Professor Murray Cox
Professor Murray Cox FRSNZ, University of Massey Te Kunenga ki Pūrehuroa, has been awarded the Hector Medal for major advances in population genetic theory and the innovative development of associated computational methods that have delivered deep insight into genome evolution.
Murray couples innovative advances in population genetics and complex systems theory, with the development of practical computational tools, allowing him to make striking new discoveries about the biological world from vast population and genome datasets.
His major breakthroughs include:
- discovering a previously unknown species of archaic human living in the Pacific region
- identifying the limits to which functional information from European genetic datasets can be transferred to Pacific communities
- identifying new mechanisms for how the 3D structure of DNA in a cell’s nucleus coordinates gene expression.
Distinguished Professor Philip Hulme
Distinguished Professor Philip Hulme (Lincoln University) was presented with the Te Tohu Taiao award for ecological excellence by the New Zealand Ecological Society at their conference dinner on 1st December 2022.
The award is presented annually to recognise individuals who have made an outstanding contribution to the study of ecology in New Zealand and have had a sustained impact on conservation and management of our unique natural environment.
Professor Hulme’s nomination detailed his ground-breaking research on plant invasions that has reinvigorated the discipline over the last two decades and its subsequent national as well as international impact that has seen him ranked among the top 0.1% of scientists worldwide in each of the last nine years.

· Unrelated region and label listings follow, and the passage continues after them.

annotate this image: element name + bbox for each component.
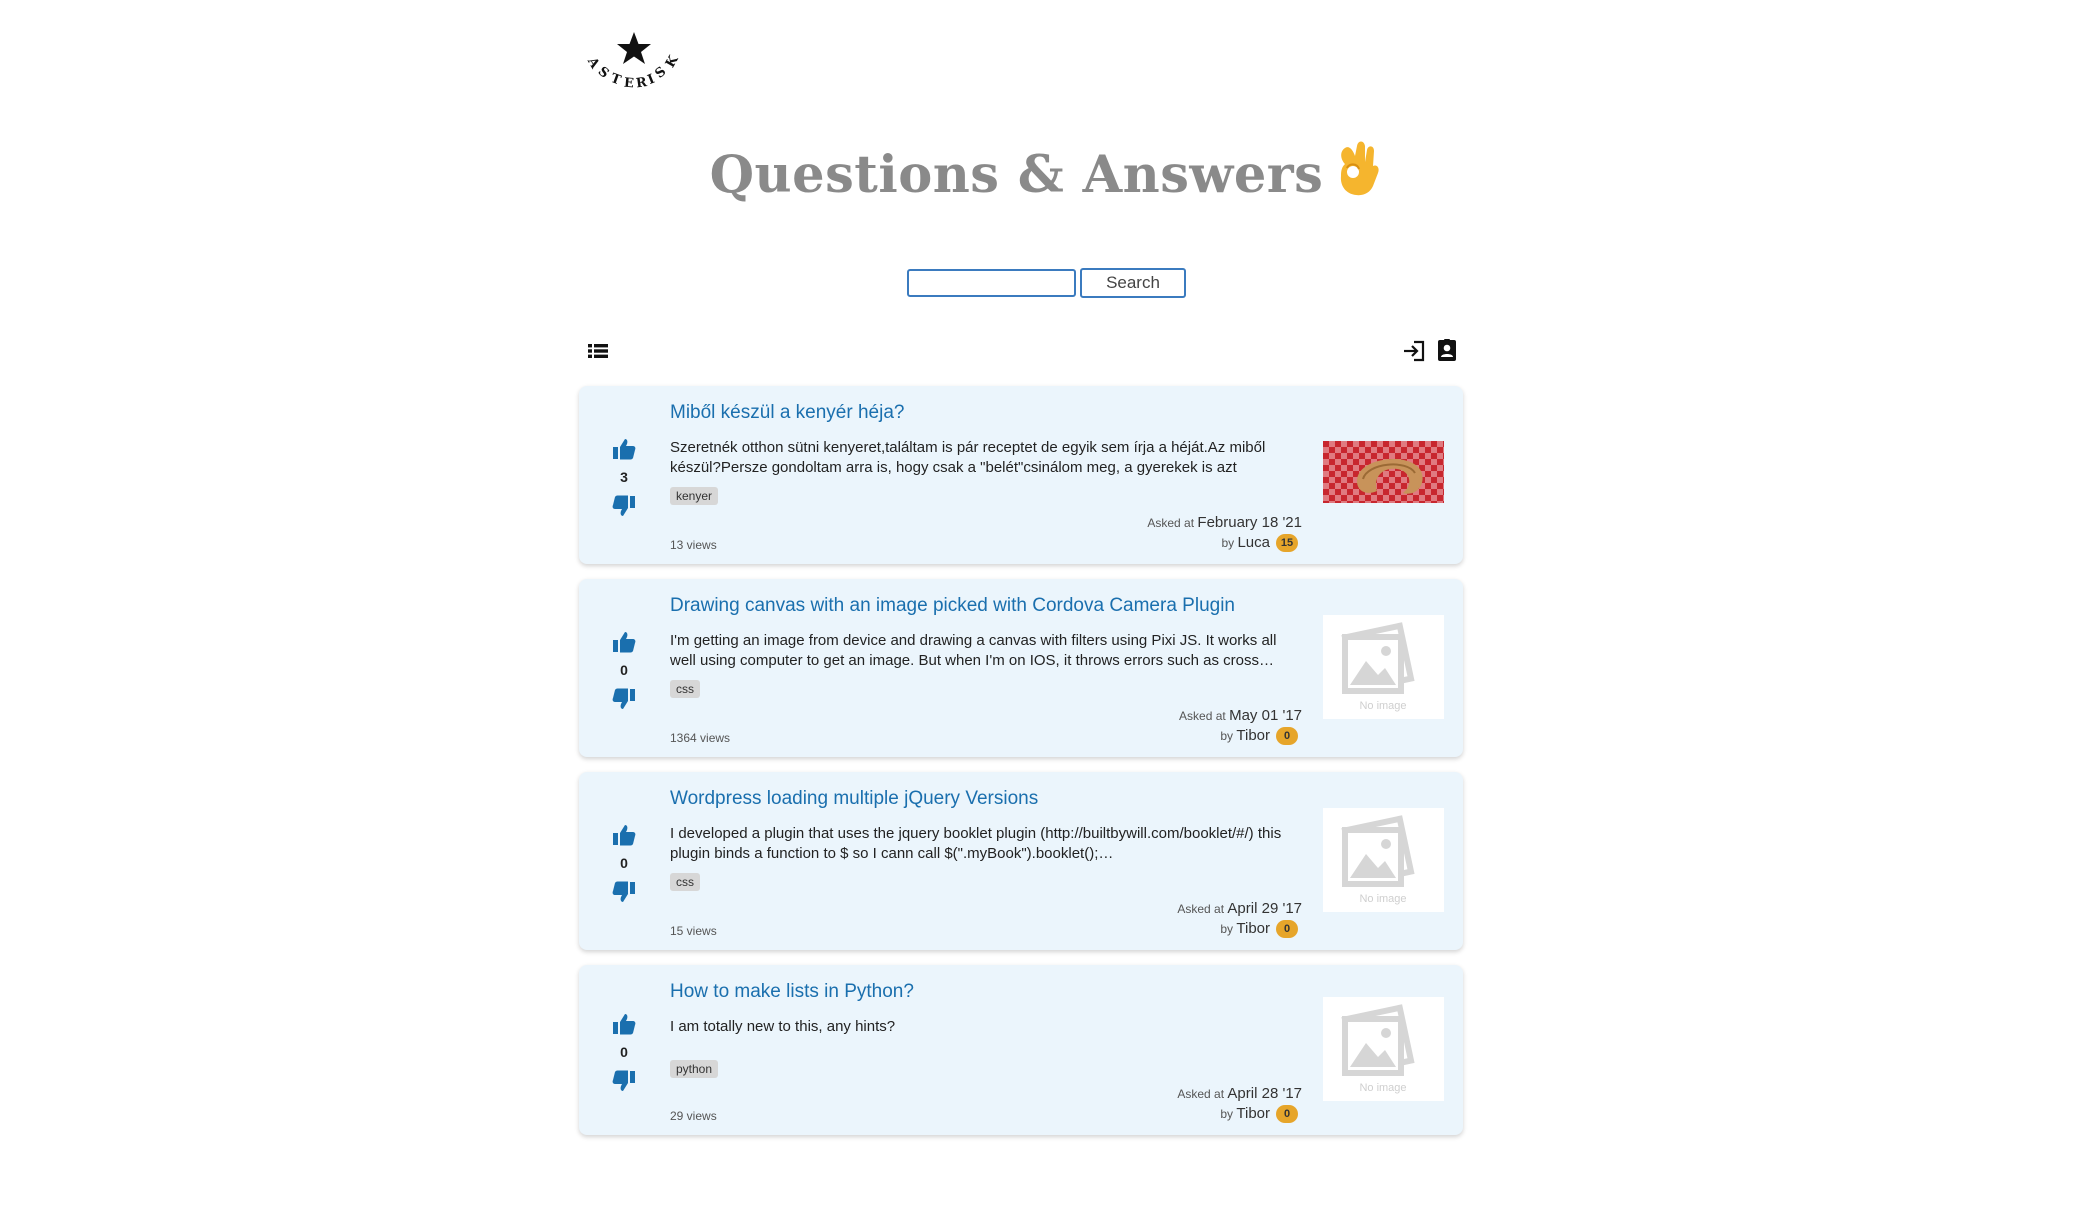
author-link[interactable]: Tibor [1236,727,1270,744]
no-image-placeholder: No image [1323,808,1444,912]
vote-widget: 0 [604,1011,644,1094]
asked-label: Asked at [1177,902,1225,916]
svg-text:T: T [609,71,624,89]
author-byline: by Tibor 0 [1220,1105,1298,1123]
asked-date: Asked at May 01 '17 [1179,707,1302,724]
no-image-placeholder: No image [1323,615,1444,719]
asked-date: Asked at April 29 '17 [1177,900,1302,917]
reputation-badge: 0 [1276,920,1298,938]
login-icon[interactable] [1401,338,1427,364]
asked-date-value: February 18 '21 [1197,514,1302,531]
no-image-caption: No image [1359,893,1406,905]
thumbs-down-icon[interactable] [611,493,637,519]
asked-date-value: April 28 '17 [1227,1085,1302,1102]
bread-photo [1323,441,1444,503]
by-label: by [1221,536,1235,550]
vote-count: 0 [620,1044,628,1060]
by-label: by [1220,922,1234,936]
vote-widget: 0 [604,822,644,905]
author-link[interactable]: Luca [1237,534,1270,551]
vote-count: 0 [620,662,628,678]
no-image-placeholder: No image [1323,997,1444,1101]
asked-label: Asked at [1147,516,1195,530]
author-byline: by Tibor 0 [1220,920,1298,938]
view-count: 1364 views [670,731,731,745]
profile-icon[interactable] [1435,338,1459,362]
asked-date: Asked at April 28 '17 [1177,1085,1302,1102]
vote-widget: 3 [604,436,644,519]
author-byline: by Luca 15 [1221,534,1298,552]
question-title-link[interactable]: How to make lists in Python? [670,981,914,1003]
asked-date-value: April 29 '17 [1227,900,1302,917]
question-excerpt: I developed a plugin that uses the jquer… [670,825,1282,862]
thumbs-down-icon[interactable] [611,1068,637,1094]
svg-text:E: E [623,76,634,90]
svg-text:S: S [595,64,612,82]
by-label: by [1220,1107,1234,1121]
question-title-link[interactable]: Drawing canvas with an image picked with… [670,595,1235,617]
logo-graphic: A S T E R I S K [585,32,682,90]
by-label: by [1220,729,1234,743]
question-card: 0 Drawing canvas with an image picked wi… [579,579,1463,757]
vote-count: 3 [620,469,628,485]
asked-label: Asked at [1179,709,1226,723]
tag-css[interactable]: css [670,873,700,891]
tag-python[interactable]: python [670,1060,719,1078]
thumbs-up-icon[interactable] [611,629,637,655]
thumbs-up-icon[interactable] [611,436,637,462]
svg-text:K: K [663,53,682,71]
question-excerpt: I'm getting an image from device and dra… [670,632,1277,669]
question-list: 3 Miből készül a kenyér héja? Szeretnék … [579,386,1463,1150]
author-link[interactable]: Tibor [1236,920,1270,937]
page-title-text: Questions & Answers [709,145,1324,205]
tag-css[interactable]: css [670,680,700,698]
author-byline: by Tibor 0 [1220,727,1298,745]
thumbs-up-icon[interactable] [611,1011,637,1037]
view-count: 29 views [670,1109,717,1123]
no-image-caption: No image [1359,700,1406,712]
asked-date: Asked at February 18 '21 [1147,514,1302,531]
no-image-caption: No image [1359,1082,1406,1094]
vote-widget: 0 [604,629,644,712]
question-excerpt: I am totally new to this, any hints? [670,1018,896,1035]
search-button[interactable]: Search [1080,268,1186,298]
thumbs-up-icon[interactable] [611,822,637,848]
thumbs-down-icon[interactable] [611,879,637,905]
asked-date-value: May 01 '17 [1229,707,1302,724]
question-title-link[interactable]: Wordpress loading multiple jQuery Versio… [670,788,1038,810]
author-link[interactable]: Tibor [1236,1105,1270,1122]
question-card: 0 Wordpress loading multiple jQuery Vers… [579,772,1463,950]
reputation-badge: 0 [1276,1105,1298,1123]
question-card: 3 Miből készül a kenyér héja? Szeretnék … [579,386,1463,564]
reputation-badge: 15 [1276,534,1298,552]
reputation-badge: 0 [1276,727,1298,745]
asked-label: Asked at [1177,1087,1225,1101]
search-input[interactable] [907,269,1076,297]
page: A S T E R I S K Questions & Answers Sear… [0,0,2093,1222]
thumbs-down-icon[interactable] [611,686,637,712]
list-icon[interactable] [587,340,609,362]
vote-count: 0 [620,855,628,871]
question-title-link[interactable]: Miből készül a kenyér héja? [670,402,904,424]
question-excerpt: Szeretnék otthon sütni kenyeret,találtam… [670,439,1266,476]
search-bar: Search [0,268,2093,298]
ok-hand-icon [1333,136,1383,198]
tag-kenyer[interactable]: kenyer [670,487,719,505]
question-card: 0 How to make lists in Python? I am tota… [579,965,1463,1135]
svg-text:S: S [652,64,669,82]
view-count: 13 views [670,538,717,552]
asterisk-logo[interactable]: A S T E R I S K [585,30,683,90]
view-count: 15 views [670,924,717,938]
page-title: Questions & Answers [0,136,2093,205]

“Past recipients of the Te Tohu Taiao award include many of the foremost New Zealand ecologist of the last 30 years and it is particularly humbling to be in such illustrious company” said Professor Hulme on receiving the award.
In closing his acceptance speech, Professor Hulme highlighted the risks facing New Zealand as the resources to manage weeds on our conservation estate have been progressively reduced resulting in the problem only getting worse and leaving a legacy of weed infested ecosystems to be managed by future generations.